Le mas du Barret

Raymond Joffre nous a quittés

par Michel Jolland

Alpiniste, homme de lettres et homme de cœur, Raymond Joffre nous a quittés. Originaire de l’Ardèche, il sera d’abord maître d’école, puis professeur avant de devenir directeur de la formation et du journal d’entreprise d’une banque régionale. Une carrière dominée par le goût de l’esprit associatif et le sens du partage : on le connaîtra initiateur de patin artistique pendant ses années d’enseignement, président du Groupement des animateurs et responsables de formation Dauphiné-Savoie, directeur d’une troupe de théâtre de quartier, président des diplômés de l’Institut d’administration des entreprises, intervenant à l’Université, dans des lycées, collèges et entreprises.

Toute aussi puissante que ses engagements professionnels et associatifs, il nourrissait une passion dévorante pour des sports de montagne. Cela le conduira à participer à des expéditions dans les massifs les plus prestigieux de la planète – l’Himalaya, les Annapurnas, le Khumbu – sans négliger la conquête exigeante des sommets alpins.

Écrivain, libraire et éditeur, par amour du livre régional dont il fut un fervent collectionneur, il transforma la Librairie des Alpes, à Grenoble, en cénacle et forum apprécié par les passionnés de régionalisme alpin. Il fut le créateur de plusieurs salons du livre dans les Alpes et le premier initiateur en 1989 du salon du livre alpin de Grenoble qui vient de connaître sa 29e édition.

Conférencier apprécié, ses thèmes familiers étaient la montagne et les Alpes autour desquels il brodait souvenirs, histoire, expression artistique, photographie. Toujours enthousiaste pour conduire des projets culturels, il a fondé et organisé de nombreux colloques et séminaires : la voie romaine de l’Oisans, les protestants du Haut-Dauphiné, les militaires dans la Résistance, construire en Oisans, Bayard en Queyras, le passage des Alpes par Hannibal, et bien  d’autres.

Il a également trouvé le temps d’écrire et d’éditer de la poésie et des ouvrages de référence sur le massif de Belledonne. Ses passions multiples, parfois hétéroclites, lui valurent une réputation d’homme de culture reconnue dans le milieu grenoblois et dans toute la région : l’Académie delphinale l’accueillera comme membre titulaire, puis comme président en 2014-2015. Il sera par ailleurs l’emblématique président de la Société des écrivains dauphinois et d’Ex Libris Dauphiné.

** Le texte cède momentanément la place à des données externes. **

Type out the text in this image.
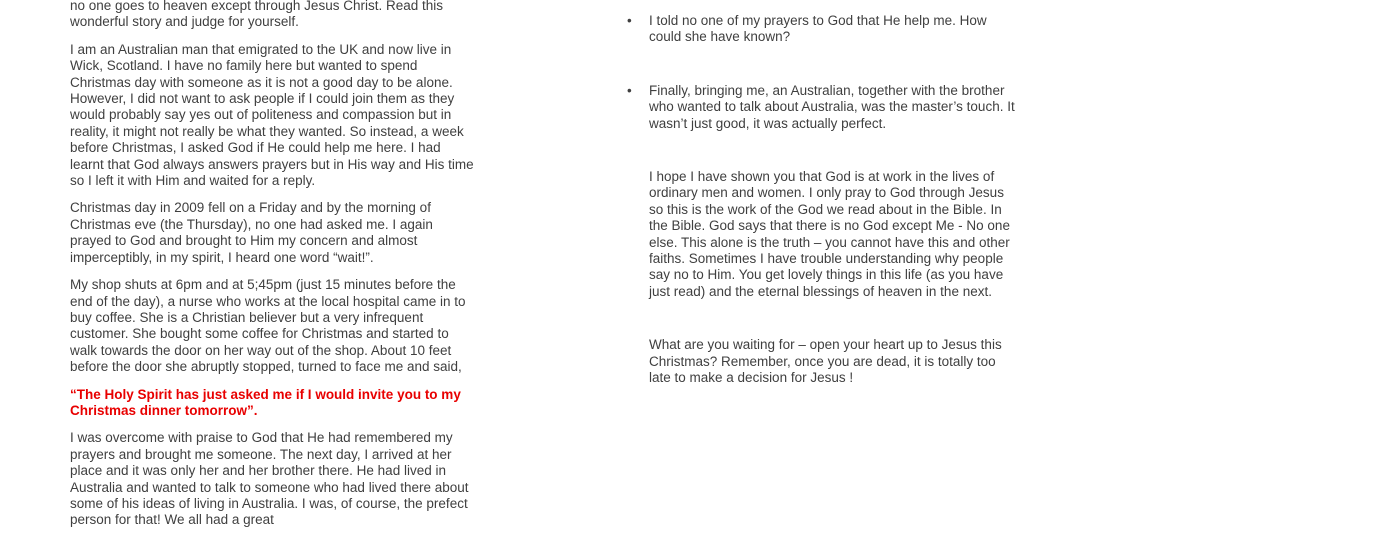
no one goes to heaven except through Jesus Christ. Read this wonderful story and judge for yourself.

I am an Australian man that emigrated to the UK and now live in Wick, Scotland. I have no family here but wanted to spend Christmas day with someone as it is not a good day to be alone. However, I did not want to ask people if I could join them as they would probably say yes out of politeness and compassion but in reality, it might not really be what they wanted. So instead, a week before Christmas, I asked God if He could help me here. I had learnt that God always answers prayers but in His way and His time so I left it with Him and waited for a reply.

Christmas day in 2009 fell on a Friday and by the morning of Christmas eve (the Thursday), no one had asked me. I again prayed to God and brought to Him my concern and almost imperceptibly, in my spirit, I heard one word “wait!”.

My shop shuts at 6pm and at 5;45pm (just 15 minutes before the end of the day), a nurse who works at the local hospital came in to buy coffee. She is a Christian believer but a very infrequent customer. She bought some coffee for Christmas and started to walk towards the door on her way out of the shop. About 10 feet before the door she abruptly stopped, turned to face me and said,

“The Holy Spirit has just asked me if I would invite you to my Christmas dinner tomorrow”.

I was overcome with praise to God that He had remembered my prayers and brought me someone. The next day, I arrived at her place and it was only her and her brother there. He had lived in Australia and wanted to talk to someone who had lived there about some of his ideas of living in Australia. I was, of course, the prefect person for that! We all had a great

• I told no one of my prayers to God that He help me. How could she have known?
• Finally, bringing me, an Australian, together with the brother who wanted to talk about Australia, was the master’s touch. It wasn’t just good, it was actually perfect.

I hope I have shown you that God is at work in the lives of ordinary men and women. I only pray to God through Jesus so this is the work of the God we read about in the Bible. In the Bible. God says that there is no God except Me - No one else. This alone is the truth – you cannot have this and other faiths. Sometimes I have trouble understanding why people say no to Him. You get lovely things in this life (as you have just read) and the eternal blessings of heaven in the next.

What are you waiting for – open your heart up to Jesus this Christmas? Remember, once you are dead, it is totally too late to make a decision for Jesus !
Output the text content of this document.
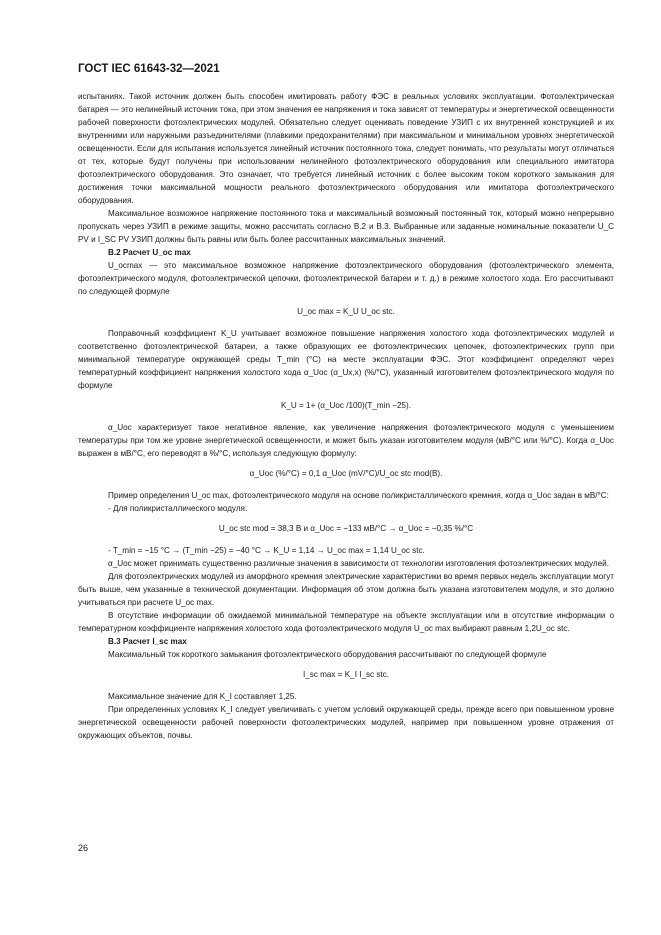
ГОСТ IEC 61643-32—2021

испытаниях. Такой источник должен быть способен имитировать работу ФЭС в реальных условиях эксплуатации. Фотоэлектрическая батарея — это нелинейный источник тока, при этом значения ее напряжения и тока зависят от температуры и энергетической освещенности рабочей поверхности фотоэлектрических модулей. Обязательно следует оценивать поведение УЗИП с их внутренней конструкцией и их внутренними или наружными разъединителями (плавкими предохранителями) при максимальном и минимальном уровнях энергетической освещенности. Если для испытания используется линейный источник постоянного тока, следует понимать, что результаты могут отличаться от тех, которые будут получены при использовании нелинейного фотоэлектрического оборудования или специального имитатора фотоэлектрического оборудования. Это означает, что требуется линейный источник с более высоким током короткого замыкания для достижения точки максимальной мощности реального фотоэлектрического оборудования или имитатора фотоэлектрического оборудования.

Максимальное возможное напряжение постоянного тока и максимальный возможный постоянный ток, который можно непрерывно пропускать через УЗИП в режиме защиты, можно рассчитать согласно В.2 и В.3. Выбранные или заданные номинальные показатели U_C PV и I_SC PV УЗИП должны быть равны или быть более рассчитанных максимальных значений.

В.2 Расчет U_oc max

U_ocmax — это максимальное возможное напряжение фотоэлектрического оборудования (фотоэлектрического элемента, фотоэлектрического модуля, фотоэлектрической цепочки, фотоэлектрической батареи и т. д.) в режиме холостого хода. Его рассчитывают по следующей формуле

U_oc max = K_U U_oc stc.

Поправочный коэффициент K_U учитывает возможное повышение напряжения холостого хода фотоэлектрических модулей и соответственно фотоэлектрической батареи, а также образующих ее фотоэлектрических цепочек, фотоэлектрических групп при минимальной температуре окружающей среды T_min (°С) на месте эксплуатации ФЭС. Этот коэффициент определяют через температурный коэффициент напряжения холостого хода α_Uoc (α_Ux,x) (%/°С), указанный изготовителем фотоэлектрического модуля по формуле

K_U = 1+ (α_Uoc /100)(T_min −25).

α_Uoc характеризует такое негативное явление, как увеличение напряжения фотоэлектрического модуля с уменьшением температуры при том же уровне энергетической освещенности, и может быть указан изготовителем модуля (мВ/°С или %/°С). Когда α_Uoc выражен в мВ/°С, его переводят в %/°С, используя следующую формулу:

α_Uoc (%/°С) = 0,1 α_Uoc (mV/°С)/U_oc stc mod(B).

Пример определения U_oc max, фотоэлектрического модуля на основе поликристаллического кремния, когда α_Uoc задан в мВ/°С:

- Для поликристаллического модуля:

U_oc stc mod = 38,3 В и α_Uoc = −133 мВ/°С → α_Uoc = −0,35 %/°С

- T_min = −15 °С → (T_min −25) = −40 °С → K_U = 1,14 → U_oc max = 1,14 U_oc stc.

α_Uoc может принимать существенно различные значения в зависимости от технологии изготовления фотоэлектрических модулей.

Для фотоэлектрических модулей из аморфного кремния электрические характеристики во время первых недель эксплуатации могут быть выше, чем указанные в технической документации. Информация об этом должна быть указана изготовителем модуля, и это должно учитываться при расчете U_oc max.

В отсутствие информации об ожидаемой минимальной температуре на объекте эксплуатации или в отсутствие информации о температурном коэффициенте напряжения холостого хода фотоэлектрического модуля U_oc max выбирают равным 1,2U_oc stc.

В.3 Расчет I_sc max

Максимальный ток короткого замыкания фотоэлектрического оборудования рассчитывают по следующей формуле

I_sc max = K_I I_sc stc.

Максимальное значение для K_I составляет 1,25.

При определенных условиях K_I следует увеличивать с учетом условий окружающей среды, прежде всего при повышенном уровне энергетической освещенности рабочей поверхности фотоэлектрических модулей, например при повышенном уровне отражения от окружающих объектов, почвы.

26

Raymond Joffre n’hésitait jamais à quitter les salons grenoblois pour partager ses connaissances avec des publics éloignés de la « Capitale des Alpes ». C’est ainsi qu’il vint à Saint-Marcellin en mars 2015 et à Saint-Vérand en décembre de la même année pour honorer, en tant que président de l’Académie delphinale, deux manifestations mettant à l’honneur un ancien membre de cette  compagnie : Paul Berret, homme de lettres, conteur, historien, qui vécut et fut inhumé à Saint-Vérand. Les deux manifestations étaient organisées par Saint-Vérand Hier et Aujourd’hui, association dont Raymond Joffre acceptait avec plaisir de devenir membre d’honneur en 2016.

Son caractère entier et sa volonté, héritages de son ascendance cévenole, ont permis à Raymond Joffre de construire une vie riche en élans, en découvertes, en engagements multiples. Une vie dont on avait l’impression, quand on avait le plaisir de le croiser, qu’il venait tout juste de la commencer. Chez lui le passé était source de richesses, mais ces richesses n’avaient de sens et de poids que réinvesties, remises en jeu : comme tous les hommes d’action, et comme tous les poètes, Raymond Joffre faisait de la mémoire un atout pour inventer l’avenir. Gageons que le souvenir qu’il laisse poussera, une fois passé le chagrin, le plus grand nombre à suivre son exemple. A sa façon : en toute simplicité.

Raymond Joffre à l’exposition Paul Berret. Saint-Marcellin, mars 2015.
Raymond Joffre, président de l’Académie delphinale, et Bernard Eyssard, maire, lors du dévoilement de la plaque d’hommage à Paul Berret. Saint-Vérand, décembre 2015.